Transform each value in a column by applying a formula element-by-element — here, rounding each price to the nearest ten. With pandas, Series.apply calls the function once per element and collects the results.

By hand

With pandas

df['price'].apply(lambda x: round(x / 10) * 10) returns a new Series with the transformed values. The index and dtype are preserved.

naive.py
prices = [14, 27, 33, 56]
result = []
for p in prices:
    scaled = round(p / 10) * 10
    result.append(scaled)
print('RESULT:', result)
library.py
import pandas as pd
from dalib.display import set_display
set_display()

prices = [14, 27, 33, 56]
df = pd.DataFrame({'price': prices})
result = df['price'].apply(lambda x: round(x / 10) * 10)
print('index:', result.index.tolist())
print('values:', result.tolist())
print('dtype:', result.dtype)
print('RESULT:', result.tolist())
index: [0, 1, 2, 3]
values: [10, 30, 30, 60]
dtype: int64
RESULT: [10, 30, 30, 60]

Implementation notes

  • Series.apply is an elementwise API — it calls the Python function once per element, not as a vectorized kernel.
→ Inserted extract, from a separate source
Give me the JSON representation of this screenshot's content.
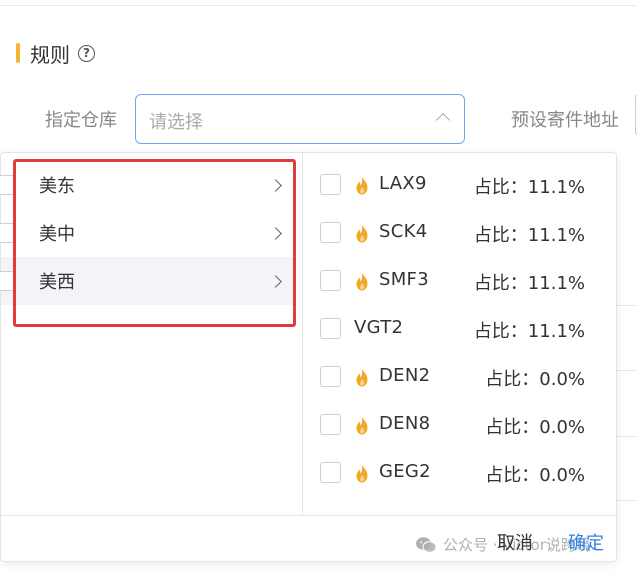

For simple arithmetic, prefer a vectorized expression: df['price'] * 2 is faster than df['price'].apply(lambda x: x * 2) because it avoids per-element Python calls.
  • Use .apply when the transformation cannot be expressed as built-in vectorized operations — e.g. multi-step logic or calls to external functions.
  • Cross-reference: map-transform (python-data-basics) for the pure-Python version; map-values (this chapter) for dict-based remapping via Series.map.